Jacques Saulnier : C’était
une idée de Resnais, et il a insisté pour que l’on ne travaille
pas ensemble, il voulait superposer les styles après coup.
Resnais aime les mélanges, ça peut fonctionner ou bien déconcerter.
Bilal dessinait des vitraux, des colonnes… On faisait l’exécution
sur du verre et c’était ajouté au décor. On ne s’est pas
du tout concertés, on n’a pas la même formation. L’ensemble
était long et difficile à éclairer, le résultat était plutôt
bancal et Resnais a finalement supprimé beaucoup des glaces
peintes dessinées par Bilal.
Objectif Cinéma : Dans
Pas sur la bouche, le film que tourne actuellement
Resnais, comme dans Stavisky, La vie est un roman
ou On connaît la chanson, le décor principal est
un salon avec double hauteur, mezzanine, grand escalier…
Jacques Saulnier : Et
des colonnes, Resnais les aime beaucoup, je ne sais pas
bien pourquoi et lui non plus. Ce sont les scénarios et
le grand nombre de personnages qui exigent ces décors. Et
Resnais a tendance à concentrer, plutôt qu’à disperser.

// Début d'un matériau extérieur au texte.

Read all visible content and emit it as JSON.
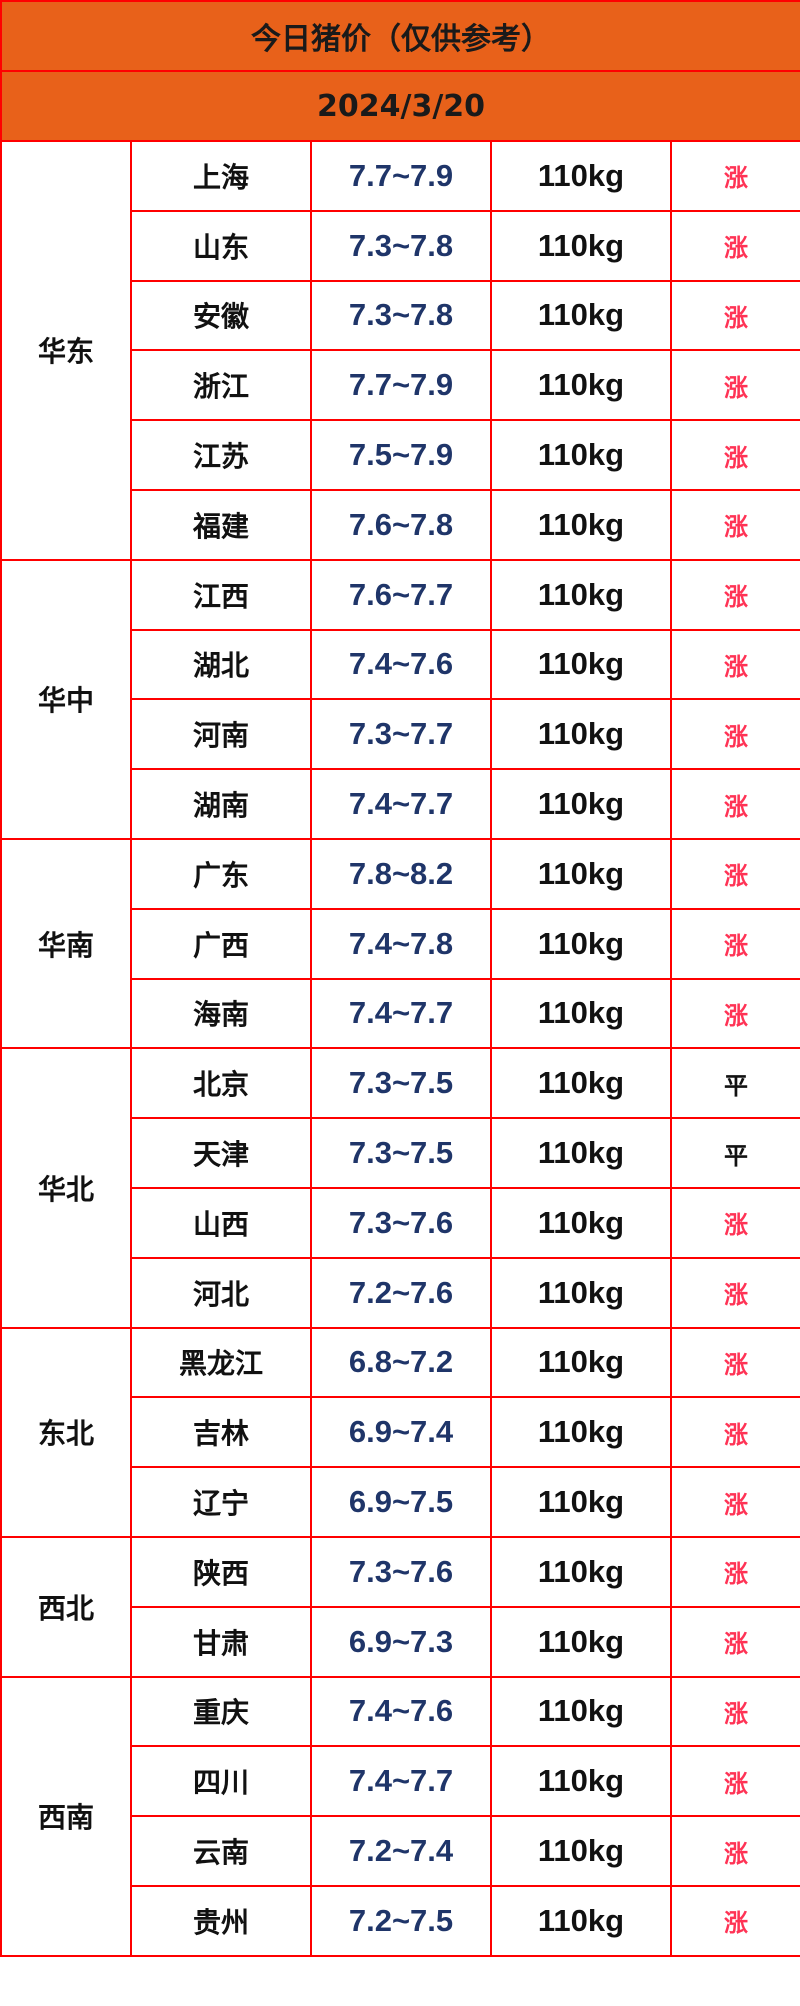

Pas sur la bouche est une opérette écrite en 1925.
Le sujet est à la fois cruel et burlesque, la musique est
de Maurice Yvain, c’est assez risqué de faire ça aujourd’hui.
On a respecté l’époque, car Resnais n’aime pas moderniser
un sujet. Le décor a un côté volontairement théâtral qui
convient au sujet et au genre, on a fait imprimer des papiers
peints art-déco. Ce n’est pas un décor réaliste, mais quand
même moins stylisé que celui de Mélo.